DNS (Domain Name Server) records are strings of text stored online in association with your domain registry. These records contain instructions to help internet browsers reach your website servers, and also provide authentication and instruction for services associated with your online activity (including email).
Domain registrars are regulated by the global system of Regional Internet Registries.
- What do DNS records do for Cortex?
- How do I create/edit/manage my DNS records?
- What DNS records do I need for Cortex?
- What about DMARC?
What do DNS records do for Cortex?
For your Cortex integration DNS records enable our click tracking and branded unsubscribe links, establish SPF and DKIM email authorization, and allow for DMARC policies. (Learn more about SPF, DKIM, and DMARC.)
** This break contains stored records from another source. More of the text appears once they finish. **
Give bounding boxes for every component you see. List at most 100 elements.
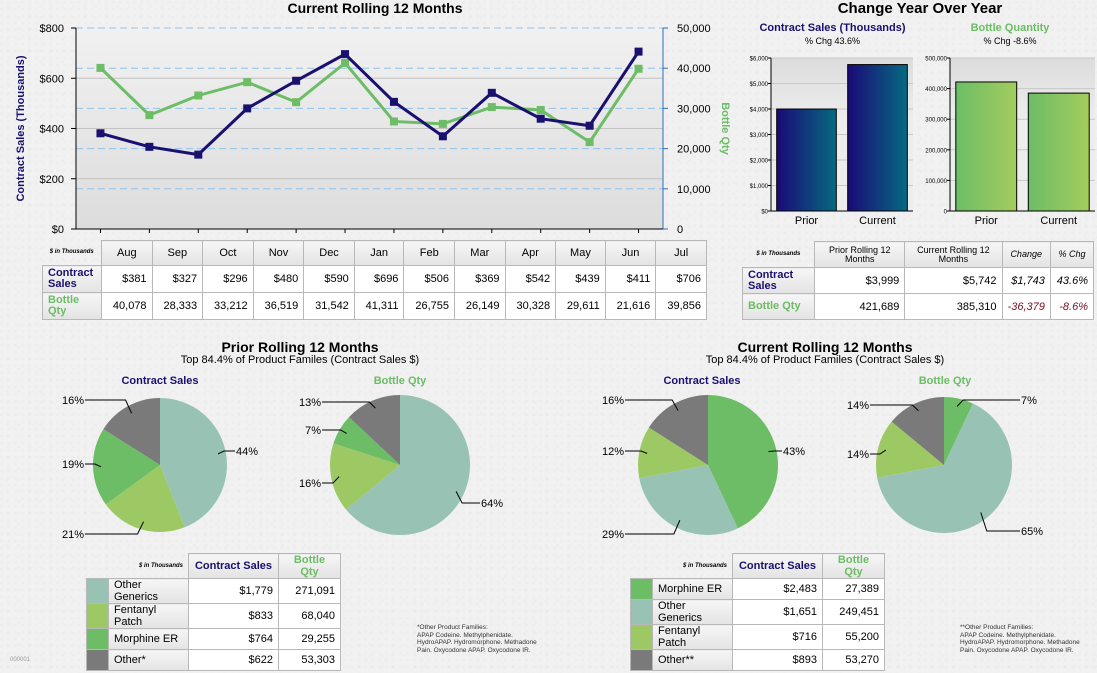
current-section-title: Current Rolling 12 Months [737, 339, 913, 355]
row-label-bottle-qty: Bottle Qty [42, 292, 102, 320]
legend-row: Fentanyl Patch $716 55,200 [630, 624, 885, 650]
legend-sales-value: $716 [732, 624, 823, 650]
yoy-header-current: Current Rolling 12 Months [904, 241, 1003, 268]
footnote-line: APAP Codeine. Methylphenidate. [417, 631, 513, 639]
yoy-qty-pct: % Chg -8.6% [983, 36, 1037, 46]
bar-prior [955, 81, 1018, 212]
month-header: Jan [353, 240, 405, 266]
legend-swatch [86, 578, 109, 604]
x-tick-label: Prior [975, 215, 999, 227]
yoy-change-value: $1,743 [1001, 267, 1051, 294]
yoy-header-change: Change [1001, 241, 1051, 268]
yoy-prior-value: 421,689 [814, 293, 906, 320]
yoy-qty-title: Bottle Quantity [970, 22, 1050, 34]
legend-sales-value: $764 [188, 628, 279, 650]
yoy-row-label: Contract Sales [741, 267, 816, 294]
x-tick-label: Current [859, 215, 896, 227]
legend-qty-value: 271,091 [278, 578, 341, 604]
contract-sales-cell: $696 [353, 265, 405, 293]
y-tick-label: 400,000 [925, 87, 947, 93]
yoy-header-pct: % Chg [1049, 241, 1095, 268]
legend-sales-value: $893 [732, 649, 823, 671]
pie-label: 21% [62, 529, 84, 541]
legend-product-name: Other Generics [652, 599, 733, 625]
pie-label: 43% [783, 446, 805, 458]
contract-sales-cell: $706 [655, 265, 707, 293]
pie-label: 7% [1021, 395, 1037, 407]
bottle-qty-point [487, 103, 496, 112]
legend-sales-value: $1,651 [732, 599, 823, 625]
y-tick-label: 100,000 [925, 179, 947, 185]
bottle-qty-cell: 31,542 [303, 292, 355, 320]
contract-sales-point [585, 121, 594, 130]
y2-tick-label: 10,000 [677, 184, 711, 196]
legend-swatch [86, 649, 109, 671]
y-tick-label: $600 [40, 73, 64, 85]
bottle-qty-point [585, 138, 594, 147]
pie-label: 12% [602, 446, 624, 458]
bottle-qty-point [194, 91, 203, 100]
pie-label: 14% [847, 400, 869, 412]
legend-sales-value: $1,779 [188, 578, 279, 604]
bottle-qty-cell: 41,311 [353, 292, 405, 320]
footnote-line: Pain. Oxycodone APAP. Oxycodone IR. [417, 646, 531, 654]
month-header: Oct [202, 240, 254, 266]
legend-product-name: Fentanyl Patch [652, 624, 733, 650]
y2-tick-label: 20,000 [677, 144, 711, 156]
bottle-qty-cell: 40,078 [101, 292, 153, 320]
bottle-qty-point [243, 78, 252, 87]
bar-current [847, 64, 908, 212]
contract-sales-point [536, 114, 545, 123]
bar-current [1027, 92, 1090, 212]
legend-swatch [86, 603, 109, 629]
contract-sales-cell: $506 [403, 265, 455, 293]
legend-product-name: Morphine ER [108, 628, 189, 650]
y2-tick-label: 0 [677, 224, 683, 236]
bottle-qty-cell: 21,616 [604, 292, 657, 320]
pie-label: 19% [62, 459, 84, 471]
y2-tick-label: 30,000 [677, 103, 711, 115]
prior-section-subtitle: Top 84.4% of Product Familes (Contract S… [180, 354, 420, 366]
table-row-contract-sales: Contract Sales $381 $327 $296 $480 $590 $696 $… [42, 265, 707, 293]
footnote-line: *Other Product Families: [417, 624, 488, 631]
y-tick-label: 200,000 [925, 148, 947, 154]
legend-swatch [630, 624, 653, 650]
legend-product-name: Other** [652, 649, 733, 671]
month-header: Apr [504, 240, 557, 266]
current-footnote: **Other Product Families: APAP Codeine. M… [960, 624, 1080, 654]
legend-row: Fentanyl Patch $833 68,040 [86, 603, 341, 629]
footnote-line: HydroAPAP. Hydromorphone. Methadone [960, 639, 1080, 646]
pie-label: 65% [1021, 526, 1043, 538]
pie-label: 16% [602, 395, 624, 407]
footnote-line: Pain. Oxycodone APAP. Oxycodone IR. [960, 646, 1074, 654]
legend-qty-value: 27,389 [822, 578, 885, 600]
monthly-table: $ in Thousands Aug Sep Oct Nov Dec Jan Feb Mar A… [42, 240, 707, 320]
rolling-line-chart: $0 $200 $400 $600 $800 0 10,000 20,000 30,000 40,… [15, 23, 731, 236]
prior-qty-pie: 64% 16% 7% 13% [299, 395, 503, 535]
month-header: Aug [101, 240, 153, 266]
legend-header-qty: Bottle Qty [822, 553, 885, 579]
legend-product-name: Other Generics [108, 578, 189, 604]
legend-qty-value: 55,200 [822, 624, 885, 650]
legend-swatch [630, 599, 653, 625]
contract-sales-point [194, 150, 203, 159]
legend-row: Other Generics $1,779 271,091 [86, 578, 341, 604]
legend-sales-value: $2,483 [732, 578, 823, 600]
current-qty-pie: 7% 65% 14% 14% [847, 395, 1043, 538]
month-header: Feb [403, 240, 455, 266]
yoy-current-value: 385,310 [904, 293, 1003, 320]
page-number: 000001 [10, 657, 31, 663]
month-header: Nov [252, 240, 305, 266]
yoy-table-corner: $ in Thousands [756, 250, 801, 257]
y2-tick-label: 50,000 [677, 23, 711, 35]
y-tick-label: 300,000 [925, 118, 947, 124]
yoy-sales-title: Contract Sales (Thousands) [759, 22, 906, 34]
prior-sales-pie: 44% 21% 19% 16% [62, 395, 258, 541]
bar-prior [776, 108, 837, 212]
y-axis-title: Contract Sales (Thousands) [15, 55, 27, 201]
contract-sales-cell: $381 [101, 265, 153, 293]
bottle-qty-point [389, 117, 398, 126]
y-tick-label: $200 [40, 174, 64, 186]
contract-sales-point [292, 76, 301, 85]
pie-label: 16% [299, 478, 321, 490]
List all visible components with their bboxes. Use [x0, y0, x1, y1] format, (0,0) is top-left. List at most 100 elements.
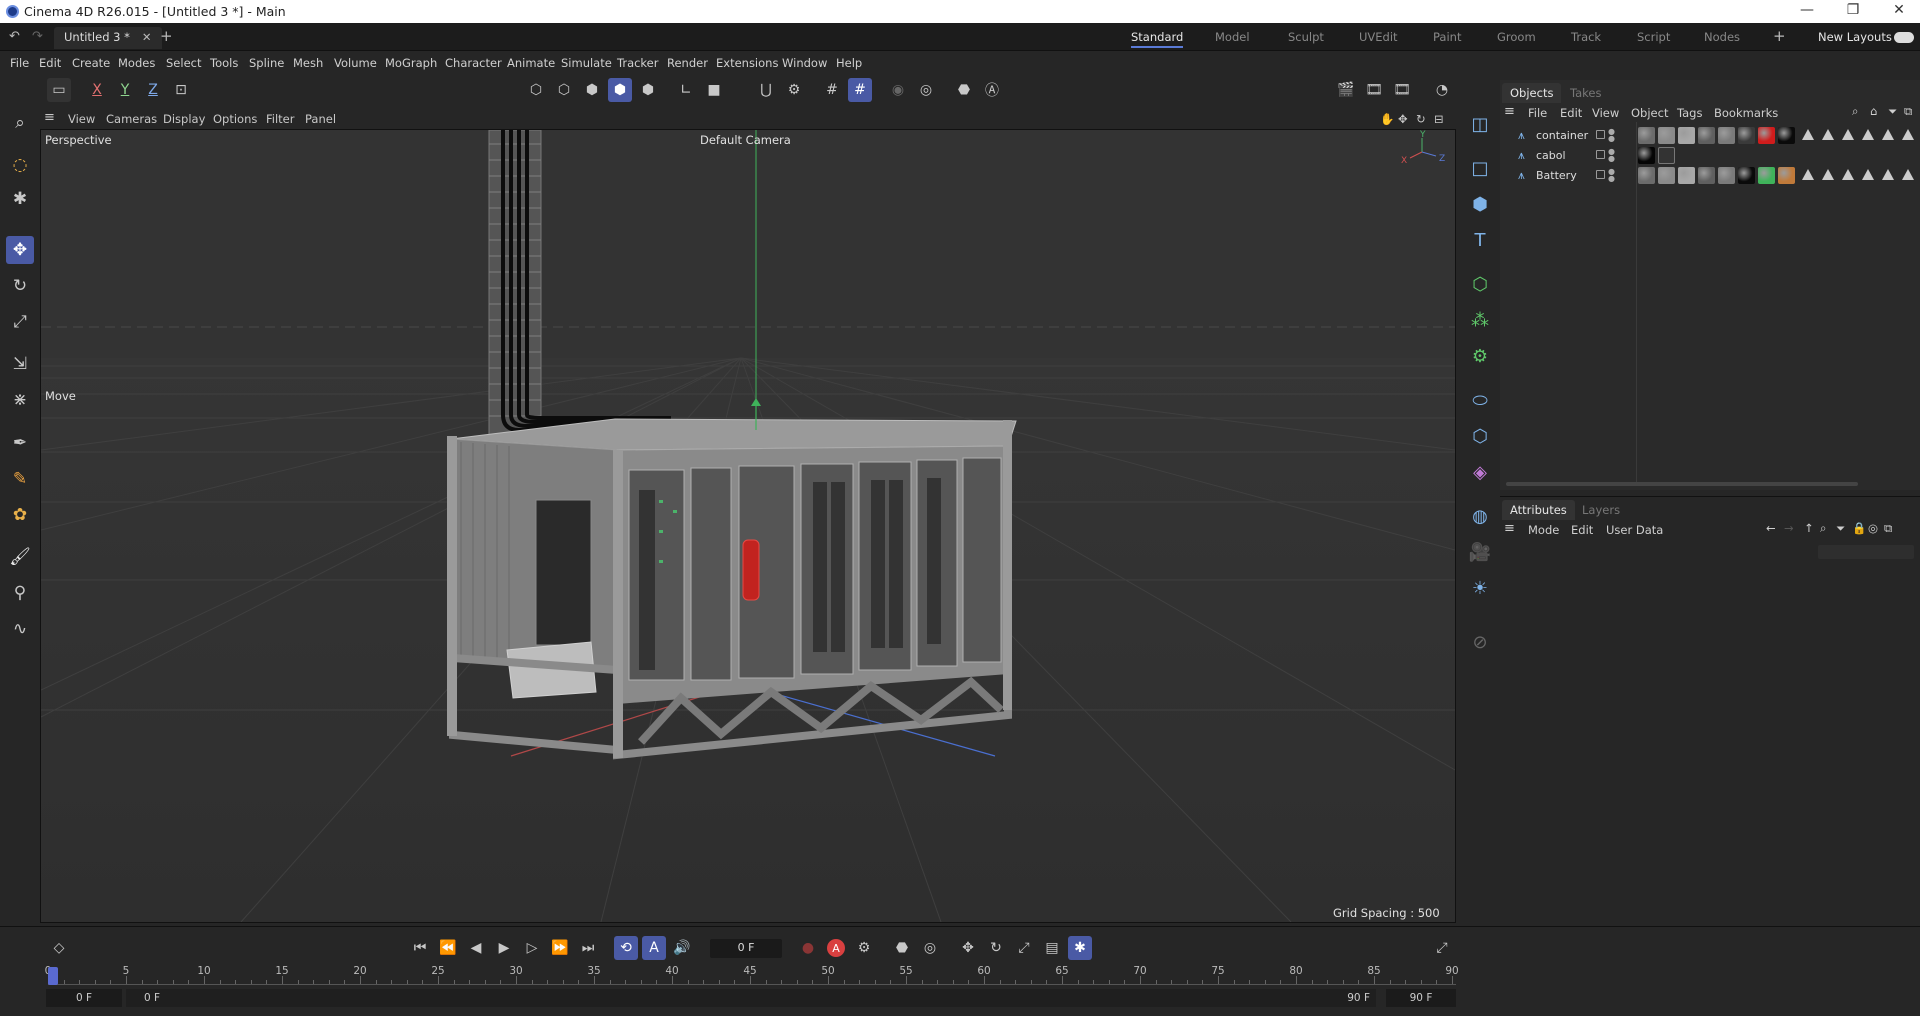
wrap-tool-icon[interactable]: ∿ [6, 615, 34, 643]
timeline-ruler[interactable]: 051015202530354045505560657075808590 [45, 965, 1459, 985]
coordinate-system-icon[interactable]: ⊡ [169, 78, 193, 102]
play-icon[interactable]: ▶ [492, 936, 516, 960]
range-end-label[interactable]: 90 F [1320, 989, 1376, 1007]
z-axis-toggle[interactable]: Z [141, 78, 165, 102]
texture-tag-icon[interactable] [1658, 147, 1675, 164]
go-to-end-icon[interactable]: ⏭ [576, 936, 600, 960]
null-object-icon[interactable]: □ [1465, 153, 1495, 183]
placement-tool-icon[interactable]: ⋇ [6, 386, 34, 414]
attributes-search-field[interactable] [1818, 545, 1914, 559]
camera-icon[interactable]: 🎥 [1465, 537, 1495, 567]
viewport-menu-view[interactable]: View [68, 112, 95, 126]
material-tag-swatch[interactable] [1658, 167, 1675, 184]
lock-icon[interactable]: 🔒 [1852, 521, 1866, 535]
interactive-render-icon[interactable]: ◔ [1430, 78, 1454, 102]
spline-smooth-icon[interactable]: ✿ [6, 501, 34, 529]
next-frame-icon[interactable]: ▷ [520, 936, 544, 960]
render-settings-icon[interactable]: ◎ [914, 78, 938, 102]
layout-tab-uvedit[interactable]: UVEdit [1359, 30, 1398, 44]
close-tab-icon[interactable]: ✕ [142, 30, 152, 44]
tab-takes[interactable]: Takes [1562, 83, 1610, 103]
attributes-menu-mode[interactable]: Mode [1528, 523, 1559, 537]
playhead[interactable] [48, 967, 58, 985]
layout-tab-model[interactable]: Model [1215, 30, 1250, 44]
field-icon[interactable]: ⬡ [1465, 421, 1495, 451]
polygons-mode-icon[interactable]: ⬢ [580, 78, 604, 102]
menu-extensions[interactable]: Extensions [716, 56, 778, 70]
minimize-button[interactable]: — [1784, 2, 1830, 18]
key-settings-icon[interactable]: ⚙ [852, 936, 876, 960]
objects-scrollbar[interactable] [1506, 482, 1858, 486]
objects-menu-bookmarks[interactable]: Bookmarks [1714, 106, 1778, 120]
sound-icon[interactable]: 🔊 [670, 936, 694, 960]
effector-icon[interactable]: ◈ [1465, 457, 1495, 487]
viewport-menu-filter[interactable]: Filter [266, 112, 294, 126]
rotate-tool-icon[interactable]: ↻ [6, 272, 34, 300]
render-view-icon[interactable]: 🎬 [1334, 78, 1358, 102]
menu-mesh[interactable]: Mesh [293, 56, 323, 70]
edges-mode-icon[interactable]: ⬡ [552, 78, 576, 102]
new-layouts-button[interactable]: New Layouts [1818, 30, 1892, 44]
material-icon[interactable]: ⬣ [952, 78, 976, 102]
menu-edit[interactable]: Edit [39, 56, 61, 70]
material-tag-swatch[interactable] [1718, 127, 1735, 144]
autokey-icon[interactable]: A [824, 936, 848, 960]
maximize-button[interactable]: ❐ [1830, 2, 1876, 18]
go-to-start-icon[interactable]: ⏮ [408, 936, 432, 960]
material-tag-swatch[interactable] [1638, 127, 1655, 144]
live-selection-icon[interactable]: ◌ [6, 151, 34, 179]
tab-objects[interactable]: Objects [1502, 83, 1562, 103]
viewport-menu-display[interactable]: Display [163, 112, 205, 126]
phong-tag-icon[interactable] [1802, 169, 1814, 180]
start-frame-field[interactable]: 0 F [46, 989, 122, 1007]
menu-file[interactable]: File [10, 56, 29, 70]
tag-icon[interactable]: ⊘ [1465, 627, 1495, 657]
material-tag-swatch[interactable] [1678, 167, 1695, 184]
phong-tag-icon[interactable] [1882, 129, 1894, 140]
range-start-label[interactable]: 0 F [126, 989, 1376, 1007]
layout-tab-nodes[interactable]: Nodes [1704, 30, 1740, 44]
attributes-menu-edit[interactable]: Edit [1571, 523, 1593, 537]
viewport-hamburger-icon[interactable]: ≡ [44, 110, 55, 125]
knife-icon[interactable]: ⚲ [6, 579, 34, 607]
menu-create[interactable]: Create [72, 56, 110, 70]
up-arrow-icon[interactable]: ↑ [1804, 521, 1814, 535]
viewport-icon[interactable]: ◫ [1465, 109, 1495, 139]
current-frame-field[interactable]: 0 F [710, 939, 782, 958]
menu-tools[interactable]: Tools [210, 56, 238, 70]
light-icon[interactable]: ☀ [1465, 573, 1495, 603]
material-tag-swatch[interactable] [1738, 127, 1755, 144]
loop-icon[interactable]: ⟲ [614, 936, 638, 960]
attributes-new-window-icon[interactable]: ⧉ [1884, 521, 1892, 536]
visibility-toggle[interactable] [1596, 150, 1605, 159]
snap-enable-icon[interactable]: # [848, 78, 872, 102]
phong-tag-icon[interactable] [1822, 129, 1834, 140]
viewport-menu-cameras[interactable]: Cameras [106, 112, 157, 126]
maximize-view-icon[interactable]: ⊟ [1434, 112, 1444, 126]
viewport-menu-options[interactable]: Options [213, 112, 257, 126]
objects-search-icon[interactable]: ⌕ [1852, 104, 1858, 119]
tab-layers[interactable]: Layers [1574, 500, 1628, 520]
objects-filter-icon[interactable]: ⏷ [1888, 104, 1897, 119]
playback-range-icon[interactable]: A [642, 936, 666, 960]
menu-tracker[interactable]: Tracker [617, 56, 659, 70]
x-axis-toggle[interactable]: X [85, 78, 109, 102]
y-axis-toggle[interactable]: Y [113, 78, 137, 102]
phong-tag-icon[interactable] [1862, 129, 1874, 140]
keyframe-selection-icon[interactable]: ⬣ [890, 936, 914, 960]
text-object-icon[interactable]: T [1465, 225, 1495, 255]
transform-tool-icon[interactable]: ⇲ [6, 350, 34, 378]
objects-new-window-icon[interactable]: ⧉ [1904, 104, 1912, 119]
previous-key-icon[interactable]: ⏪ [436, 936, 460, 960]
material-tag-swatch[interactable] [1758, 167, 1775, 184]
new-tab-icon[interactable]: + [160, 27, 173, 45]
document-tab[interactable]: Untitled 3 * ✕ [54, 27, 162, 49]
cube-icon[interactable]: ⬢ [1465, 189, 1495, 219]
move-tool-icon[interactable]: ✥ [6, 236, 34, 264]
next-key-icon[interactable]: ⏩ [548, 936, 572, 960]
object-row-cabol[interactable]: ⩚ cabol ● ● [1500, 146, 1920, 166]
spline-sketch-icon[interactable]: ✎ [6, 465, 34, 493]
points-mode-icon[interactable]: ⬡ [524, 78, 548, 102]
material-tag-swatch[interactable] [1778, 167, 1795, 184]
material-tag-swatch[interactable] [1698, 127, 1715, 144]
How do I create/edit/manage my DNS records?
DNS records can be set and edited inside your provider's account with relative ease. Instructions for some popular providers are linked below:
|Important: Some DNS providers do not require the domain name (e.g. yourbrand.com) in the Host values below. For example, rs.yourbrand.com should be entered as rs when you add it to your DNS.
What DNS records do I need for Cortex?
You will need 5 CNAME records for your Cortex integration. Examples are shown below:
- rs.yourbrand.com - This enables our click tracking in emails.
- unsub.yourbrand.com - This enables unique unsubscribe links for your brand.
- resci1.yourbrand.com - This enables us to "sign" your emails as an authorized sender.
- ctct1 & ctct2._domainkey.yourbrand.com - These are your Domain Key Identifiers for DKIM validation.
Contact tech support if you do not know your domain key values.
What about DMARC?
DMARC is an optional record that sets policies for Mailbox Providers to follow if any message from an @yourdomain.com email does not pass SPF and DKIM authorizations.
These policies are designed to catch messages pretending to come from your brand (such as phishing attacks). DMARC records can contain varying levels of instruction ranging from "none" (do nothing) to "reject."